I would have resented the trifling at that moment from almost any person but Grace. She divined my discomfort, veered her questioning to College affairs, and detailed to me some amusing information on dances and engagements, to which I listened with what attention I could. But my eyes persisted in resting oftener and oftener on Alexandra, and some bread baked by her and Annie—a triumph of amateur housekeeping—being passed by the latter in pieces among the cake, I imagined that it tasted like the sacrament, and utterly lost track of what the merry girl was saying. She left me to flood out her spirits on a friend who was rising to go; whereupon I recollected myself.

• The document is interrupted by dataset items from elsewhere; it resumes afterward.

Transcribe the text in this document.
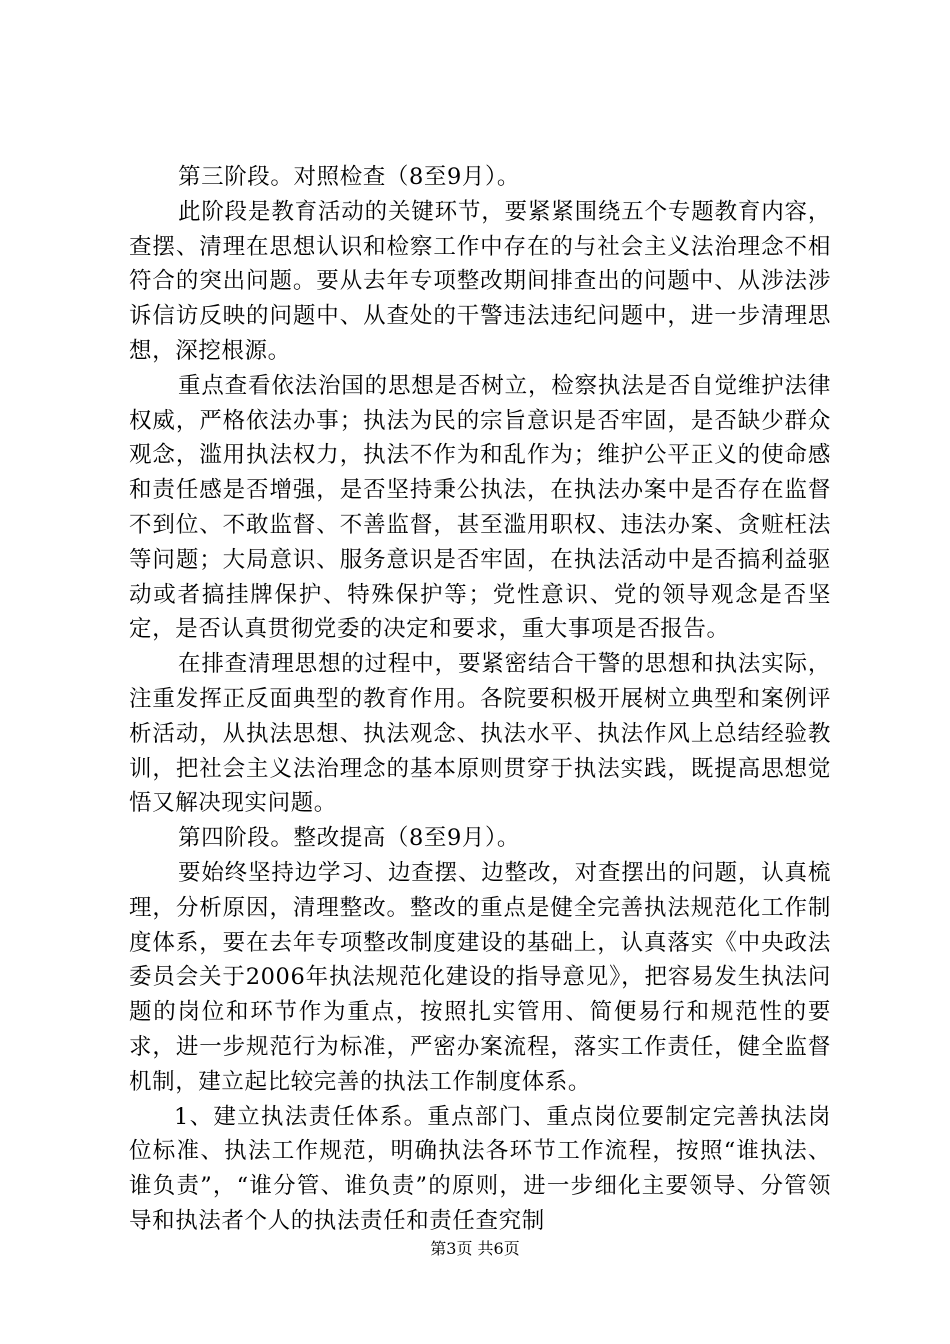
第三阶段。对照检查（8至9月）。

此阶段是教育活动的关键环节，要紧紧围绕五个专题教育内容，查摆、清理在思想认识和检察工作中存在的与社会主义法治理念不相符合的突出问题。要从去年专项整改期间排查出的问题中、从涉法涉诉信访反映的问题中、从查处的干警违法违纪问题中，进一步清理思想，深挖根源。

重点查看依法治国的思想是否树立，检察执法是否自觉维护法律权威，严格依法办事；执法为民的宗旨意识是否牢固，是否缺少群众观念，滥用执法权力，执法不作为和乱作为；维护公平正义的使命感和责任感是否增强，是否坚持秉公执法，在执法办案中是否存在监督不到位、不敢监督、不善监督，甚至滥用职权、违法办案、贪赃枉法等问题；大局意识、服务意识是否牢固，在执法活动中是否搞利益驱动或者搞挂牌保护、特殊保护等；党性意识、党的领导观念是否坚定，是否认真贯彻党委的决定和要求，重大事项是否报告。

在排查清理思想的过程中，要紧密结合干警的思想和执法实际，注重发挥正反面典型的教育作用。各院要积极开展树立典型和案例评析活动，从执法思想、执法观念、执法水平、执法作风上总结经验教训，把社会主义法治理念的基本原则贯穿于执法实践，既提高思想觉悟又解决现实问题。

第四阶段。整改提高（8至9月）。

要始终坚持边学习、边查摆、边整改，对查摆出的问题，认真梳理，分析原因，清理整改。整改的重点是健全完善执法规范化工作制度体系，要在去年专项整改制度建设的基础上，认真落实《中央政法委员会关于2006年执法规范化建设的指导意见》，把容易发生执法问题的岗位和环节作为重点，按照扎实管用、简便易行和规范性的要求，进一步规范行为标准，严密办案流程，落实工作责任，健全监督机制，建立起比较完善的执法工作制度体系。

1、建立执法责任体系。重点部门、重点岗位要制定完善执法岗位标准、执法工作规范，明确执法各环节工作流程，按照“谁执法、谁负责”，“谁分管、谁负责”的原则，进一步细化主要领导、分管领导和执法者个人的执法责任和责任查究制

第3页 共6页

Behold Quinet, poor fellow, Quinet is too earnest for Society. Some supercilious young creature has cut him to the quick for commencing a historical remark. Smarting under his rebuke he withdraws a step or two. A kind voice accosts him; it is Alexandra. "Come here and speak to me, Mr. Quinet. You always talk what is worth while." "To talk of what is worth while makes enemies," he answered bitterly: "I am thinking of giving it up." "You should not do that," she said. "If I were a man I would think of nothing but the highest things."

The night's sleep was broken by visions of her, as I had just seen her, so near, so fair. I tried to force my imagination into snatches of remembrance of her face as colored and clear-outlined as the reality—bearing the noble expression it had worn when she said "Would not that be wrong?"

How I sank into self-contempt by comparison!

I wonder if Englishmen feel the passion of love as we French do.

"I love her, I love her," was my burning ejaculation. "Yet how dare I love her! I am unworthy to stand in her presence! There is only left for me to purify and burn and subdue my heart until it is completely worthy of her holy sight. Worthy of her! And what is worthy of her?"

Again her presence passed before me and a voice seemed to cry "The highest things!"

Thenceforth "The highest things" should be my search, and nothing less.

My ambitions had advanced a second step.